Lee: plenty of debt for smaller deals

Private equity icon Thomas H. Lee has said the credit crisis is ‘not a cash crisis’ but a crisis of confidence that will primarily affect the availability of debt financing for private equity deals valued at more than $1 billion.

Thomas H. Lee has joined the chorus of private equity executives proclaiming that buyout deals valued at less than $1 billion aren’t jeapordised by credit market turbulence.
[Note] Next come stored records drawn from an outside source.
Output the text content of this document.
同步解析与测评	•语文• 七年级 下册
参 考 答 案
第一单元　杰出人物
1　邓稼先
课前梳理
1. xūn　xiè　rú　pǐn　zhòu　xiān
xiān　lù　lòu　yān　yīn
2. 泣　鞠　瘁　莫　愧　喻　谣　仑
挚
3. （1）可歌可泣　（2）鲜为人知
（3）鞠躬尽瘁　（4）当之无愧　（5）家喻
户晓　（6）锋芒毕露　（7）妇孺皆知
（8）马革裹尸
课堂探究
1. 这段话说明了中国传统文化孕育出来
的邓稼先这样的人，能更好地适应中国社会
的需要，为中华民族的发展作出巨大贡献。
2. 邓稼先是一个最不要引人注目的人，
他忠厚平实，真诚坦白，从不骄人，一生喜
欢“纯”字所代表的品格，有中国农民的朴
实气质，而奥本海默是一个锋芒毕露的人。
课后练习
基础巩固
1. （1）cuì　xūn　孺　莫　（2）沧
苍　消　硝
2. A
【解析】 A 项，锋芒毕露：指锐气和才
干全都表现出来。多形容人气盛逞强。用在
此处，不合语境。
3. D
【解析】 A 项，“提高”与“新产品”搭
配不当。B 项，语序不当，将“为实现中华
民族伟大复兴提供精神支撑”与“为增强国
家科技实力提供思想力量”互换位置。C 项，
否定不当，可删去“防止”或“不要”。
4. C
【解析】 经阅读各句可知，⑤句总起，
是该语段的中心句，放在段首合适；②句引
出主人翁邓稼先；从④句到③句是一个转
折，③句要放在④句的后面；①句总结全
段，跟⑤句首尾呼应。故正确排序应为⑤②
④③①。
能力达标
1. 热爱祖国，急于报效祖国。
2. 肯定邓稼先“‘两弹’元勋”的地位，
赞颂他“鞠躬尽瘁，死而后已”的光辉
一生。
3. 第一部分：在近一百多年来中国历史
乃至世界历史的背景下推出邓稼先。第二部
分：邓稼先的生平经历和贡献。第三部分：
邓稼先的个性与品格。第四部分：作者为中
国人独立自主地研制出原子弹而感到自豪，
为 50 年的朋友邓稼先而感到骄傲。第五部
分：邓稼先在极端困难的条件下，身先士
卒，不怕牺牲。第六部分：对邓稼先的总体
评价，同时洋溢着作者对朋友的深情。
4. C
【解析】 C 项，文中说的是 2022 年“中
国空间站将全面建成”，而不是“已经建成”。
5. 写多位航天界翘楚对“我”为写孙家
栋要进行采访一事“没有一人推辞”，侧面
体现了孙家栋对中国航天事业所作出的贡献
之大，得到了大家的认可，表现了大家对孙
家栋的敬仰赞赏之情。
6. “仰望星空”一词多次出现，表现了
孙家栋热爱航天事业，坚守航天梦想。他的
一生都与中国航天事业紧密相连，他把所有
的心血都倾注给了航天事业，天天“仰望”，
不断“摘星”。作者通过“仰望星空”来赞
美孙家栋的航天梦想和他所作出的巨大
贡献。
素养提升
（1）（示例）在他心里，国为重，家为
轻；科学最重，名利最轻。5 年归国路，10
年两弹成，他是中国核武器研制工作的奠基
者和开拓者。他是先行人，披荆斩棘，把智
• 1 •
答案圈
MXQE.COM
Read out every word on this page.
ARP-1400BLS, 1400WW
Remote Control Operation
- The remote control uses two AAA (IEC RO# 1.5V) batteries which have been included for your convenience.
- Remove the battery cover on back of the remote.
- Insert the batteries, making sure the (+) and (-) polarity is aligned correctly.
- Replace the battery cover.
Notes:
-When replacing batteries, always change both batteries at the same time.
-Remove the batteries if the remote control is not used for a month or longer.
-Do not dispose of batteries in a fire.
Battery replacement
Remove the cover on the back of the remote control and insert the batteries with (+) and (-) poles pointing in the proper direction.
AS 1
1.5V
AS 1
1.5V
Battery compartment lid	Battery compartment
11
Similar remarks have been made in recent months by Tony James, president of The Blackstone Group, and Tom Lamb, co-head of Barclays Private Equity.

The founder of Lee Equity Partners, as well as the similarly named buyout firm Thomas H. Lee Equity Partners (with which he is no longer associated), Lee told a crowd of New York lawyers Thursday that there is still a huge amount of global liquidity and the US subprime mortgage meltdown has not resulted in a “cash crisis”, but a “crisis of confidence”.

Tom Lee

“There’s a huge rat in the snake, meaning that there’s a lot of LBO loans waiting to come out,” Lee said, speaking at Cardozo law school's alumni association dinner. “I would say there’s plenty of money around for the small- to mid-cap [deals] – $1 billion and down can borrow a lot of money.”
 
But larger deals may have trouble with financing as investment banks’ boards “are waiting to see if they can clear that $400 billion” backlog of unsynidcated buyout loans, he said, estimating that backlog would likely take six to eight months to clear.

“Whether the boards are going to let the banks go back and do the deals they way we have seen, we’ll have to see,” Lee said. “I’m sure they’ll be back at some point, but it’s not going to be immediately.”

Lee did not reference his own private equity firm's fundraising or deals, and was introduced only as the president of Thomas H. Lee Capital.  Lee Equity Partners, the buyout firm he founded last year, makes growth investments of between $100 million and $500 million, mostly in the US.

It has yet to announce a fund close, though the firm said last year that it had “interim financing” enabling it to begin investing at once. In July, the firm announced its second deal, the $395 million buyout of teen fashion retailer Deb Shops.